Der Sozialist und Anarchist Gustav Landauer begeisterte und beeinflusste mit seinen visionären Schriften vom herrschaftsfreien Leben noch viele Jahrzehnte später Beatniks, Bohemians und auch die ökologische Umweltbewegung. Am 7. April 1870, vor 150 Jahren, wurde er geboren.

Von Michael Langer | 07.04.2020
    Portrait von Gustav Landauer
    Gustav Landauer kam wegen "Aufforderung zum Ungehorsam gegen die Staatsgewalt" mehrmals in Haft. (imago)
    "Die Menschen wissen heute nicht, erleben es nicht, was das ist: freudiges, schönes Leben. Wir wollen es ihnen zeigen.": "Frei sei der Mensch auf freier Erde!"
    Die Träume vom sozialistischen Bund aller Menschen hat er Zeit seines Lebens nicht aufgegeben und auch nicht den Traum, jeglichen Staat durch die Gemeinschaft zu ersetzen: Gustav Landauer, der Schriftsteller, Mystiker und Anarchist leistete sich eine luxuriöse Definition von Sozialismus: Sozialismus – das sei auch die Stille, das Sanfte, die Schönheit, das Bleibende, das Alte und die Demut vor dem Tod. Er war der pazifistische Poet unter den politischen Denkern des letzten und auch des vorletzten Jahrhunderts.
    "Vom Individuum beginnt alles; und am Individuum liegt alles"

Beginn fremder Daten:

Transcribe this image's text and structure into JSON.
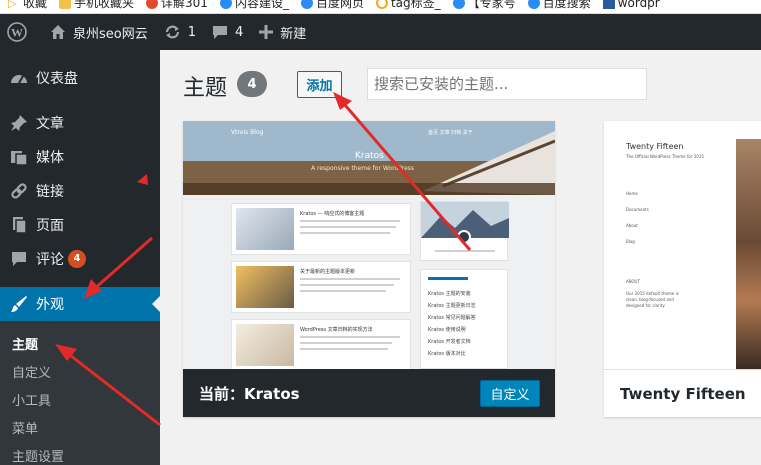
{
  "bookmarks": [
    {
      "label": "收藏",
      "color": "#f5a623"
    },
    {
      "label": "手机收藏夹",
      "color": "#2a8af6"
    },
    {
      "label": "详解301",
      "color": "#e04a2f"
    },
    {
      "label": "内容建设_",
      "color": "#2a8af6"
    },
    {
      "label": "百度网页",
      "color": "#2a8af6"
    },
    {
      "label": "tag标签_",
      "color": "#f5a623"
    },
    {
      "label": "【专家号",
      "color": "#2a8af6"
    },
    {
      "label": "百度搜索",
      "color": "#2a8af6"
    },
    {
      "label": "wordpr",
      "color": "#2a5b9c"
    }
  ],
  "adminbar": {
    "site_name": "泉州seo网云",
    "updates": "1",
    "comments": "4",
    "new": "新建"
  },
  "sidebar": {
    "items": [
      {
        "label": "仪表盘",
        "icon": "dashboard-icon"
      },
      {
        "label": "文章",
        "icon": "pin-icon"
      },
      {
        "label": "媒体",
        "icon": "media-icon"
      },
      {
        "label": "链接",
        "icon": "link-icon"
      },
      {
        "label": "页面",
        "icon": "page-icon"
      },
      {
        "label": "评论",
        "icon": "comment-icon",
        "badge": "4"
      },
      {
        "label": "外观",
        "icon": "appearance-icon",
        "active": true
      }
    ],
    "submenu": [
      "主题",
      "自定义",
      "小工具",
      "菜单",
      "主题设置"
    ]
  },
  "main": {
    "title": "主题",
    "count": "4",
    "add_button": "添加",
    "search_placeholder": "搜索已安装的主题..."
  },
  "themes": {
    "current": {
      "label": "当前：Kratos",
      "customize_button": "自定义",
      "screenshot": {
        "brand": "Vtrois Blog",
        "title": "Kratos",
        "subtitle": "A responsive theme for WordPress",
        "nav": "首页   文章   归档   关于",
        "posts": [
          "Kratos — 响应式的博客主题",
          "关于最新的主题版本更新",
          "WordPress 文章归档的实现方法"
        ],
        "links": [
          "Kratos 主题的安装",
          "Kratos 主题更新日志",
          "Kratos 常见问题解答",
          "Kratos 使用说明",
          "Kratos 开发者文档",
          "Kratos 版本对比"
        ]
      }
    },
    "second": {
      "name": "Twenty Fifteen",
      "screenshot": {
        "title": "Twenty Fifteen",
        "tagline": "The Official WordPress Theme for 2015",
        "menu": [
          "Home",
          "Documents",
          "About",
          "Blog"
        ],
        "about_heading": "ABOUT",
        "about_text": "Our 2015 default theme is clean, blog-focused and designed for clarity."
      }
    }
  },
  "colors": {
    "admin_bg": "#23282d",
    "active_bg": "#0073aa",
    "badge": "#d54e21",
    "annotation": "#e32a2a"
  }
}
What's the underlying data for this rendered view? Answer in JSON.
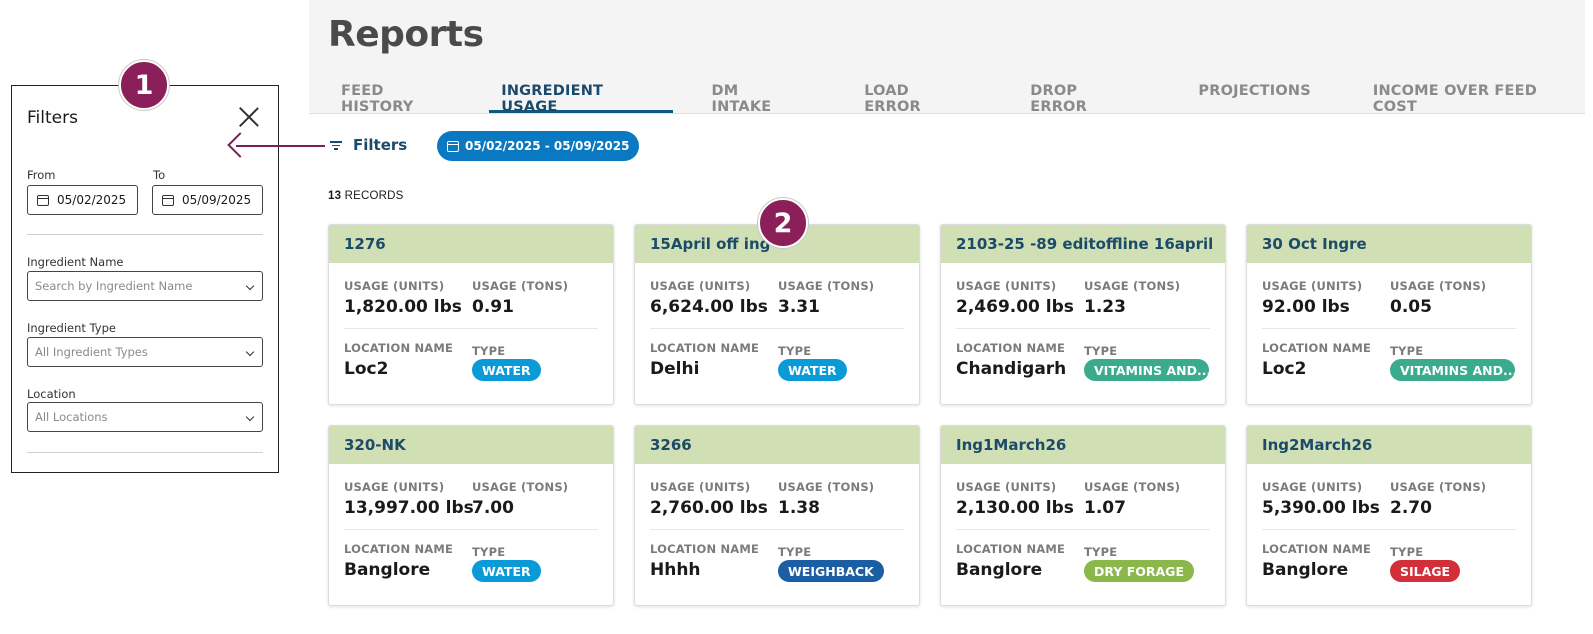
{
  "page": {
    "title": "Reports"
  },
  "tabs": [
    {
      "label": "FEED HISTORY",
      "active": false
    },
    {
      "label": "INGREDIENT USAGE",
      "active": true
    },
    {
      "label": "DM INTAKE",
      "active": false
    },
    {
      "label": "LOAD ERROR",
      "active": false
    },
    {
      "label": "DROP ERROR",
      "active": false
    },
    {
      "label": "PROJECTIONS",
      "active": false
    },
    {
      "label": "INCOME OVER FEED COST",
      "active": false
    }
  ],
  "toolbar": {
    "filters_label": "Filters",
    "date_range": "05/02/2025 - 05/09/2025",
    "filter_icon": "filter-lines-icon",
    "calendar_icon": "calendar-icon"
  },
  "records": {
    "count": "13",
    "label": "RECORDS"
  },
  "card_labels": {
    "usage_units": "USAGE (UNITS)",
    "usage_tons": "USAGE (TONS)",
    "location": "LOCATION NAME",
    "type": "TYPE"
  },
  "type_colors": {
    "WATER": "#0b9ad8",
    "VITAMINS AND...": "#3aab8e",
    "WEIGHBACK": "#1b5ea4",
    "DRY FORAGE": "#8ab84a",
    "SILAGE": "#d32f3a"
  },
  "cards": [
    {
      "name": "1276",
      "usage_units": "1,820.00 lbs",
      "usage_tons": "0.91",
      "location": "Loc2",
      "type": "WATER"
    },
    {
      "name": "15April off ing",
      "usage_units": "6,624.00 lbs",
      "usage_tons": "3.31",
      "location": "Delhi",
      "type": "WATER"
    },
    {
      "name": "2103-25 -89 editoffline 16april",
      "usage_units": "2,469.00 lbs",
      "usage_tons": "1.23",
      "location": "Chandigarh",
      "type": "VITAMINS AND..."
    },
    {
      "name": "30 Oct Ingre",
      "usage_units": "92.00 lbs",
      "usage_tons": "0.05",
      "location": "Loc2",
      "type": "VITAMINS AND..."
    },
    {
      "name": "320-NK",
      "usage_units": "13,997.00 lbs",
      "usage_tons": "7.00",
      "location": "Banglore",
      "type": "WATER"
    },
    {
      "name": "3266",
      "usage_units": "2,760.00 lbs",
      "usage_tons": "1.38",
      "location": "Hhhh",
      "type": "WEIGHBACK"
    },
    {
      "name": "Ing1March26",
      "usage_units": "2,130.00 lbs",
      "usage_tons": "1.07",
      "location": "Banglore",
      "type": "DRY FORAGE"
    },
    {
      "name": "Ing2March26",
      "usage_units": "5,390.00 lbs",
      "usage_tons": "2.70",
      "location": "Banglore",
      "type": "SILAGE"
    }
  ],
  "filter_panel": {
    "title": "Filters",
    "from_label": "From",
    "to_label": "To",
    "from_value": "05/02/2025",
    "to_value": "05/09/2025",
    "ingredient_name_label": "Ingredient Name",
    "ingredient_name_placeholder": "Search by Ingredient Name",
    "ingredient_type_label": "Ingredient Type",
    "ingredient_type_value": "All Ingredient Types",
    "location_label": "Location",
    "location_value": "All Locations"
  },
  "callouts": {
    "one": "1",
    "two": "2",
    "marker_color": "#8b1f5a"
  }
}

    Gustav Landauer wurde am 7. April 1870 in der badischen Residenzstadt Karlsruhe geboren. Er wuchs auf in einer deutsch-jüdischen Kaufmannsfamilie, absolvierte das humanistische Gymnasium und studierte in Heidelberg, Straßburg und Berlin Germanistik und Philosophie. Zu seinen Förderern zählte der Sprachwissenschaftler Fritz Mauthner, zu seinen engsten Freunden der Religionsphilosoph Martin Buber. Mit 23 Jahren veröffentlichte er seinen ersten Roman.
    Er wurde mehrmals inhaftiert
    "Ich glaube, daß ich etwas unüblich bin und in kein Schubfach hineinpasse, kommt daher, daß ich weder ein Agitator noch ein Dichter bin, sondern eine Synthese von beiden."
    In Berlin schloss sich Landauer der Freien Volksbühne und dem Friedrichshagener Dichterkreis an. Wenn auch die Kommune jener Lebensreformer und Künstler scheitern sollte, so tat das den politischen und idealistischen Bestrebungen keinen Abbruch.
    "Anarchismus ist Ordnung ohne Herrschaft."
    Landauer war Mitglied bei den Unabhängigen Sozialisten und Delegierter der Berliner Anarchisten beim Arbeiterkongress der II. Internationale, die in Zürich stattfand. Wegen "Aufforderung zum Ungehorsam gegen die Staatsgewalt" kam er mehrmals in Haft.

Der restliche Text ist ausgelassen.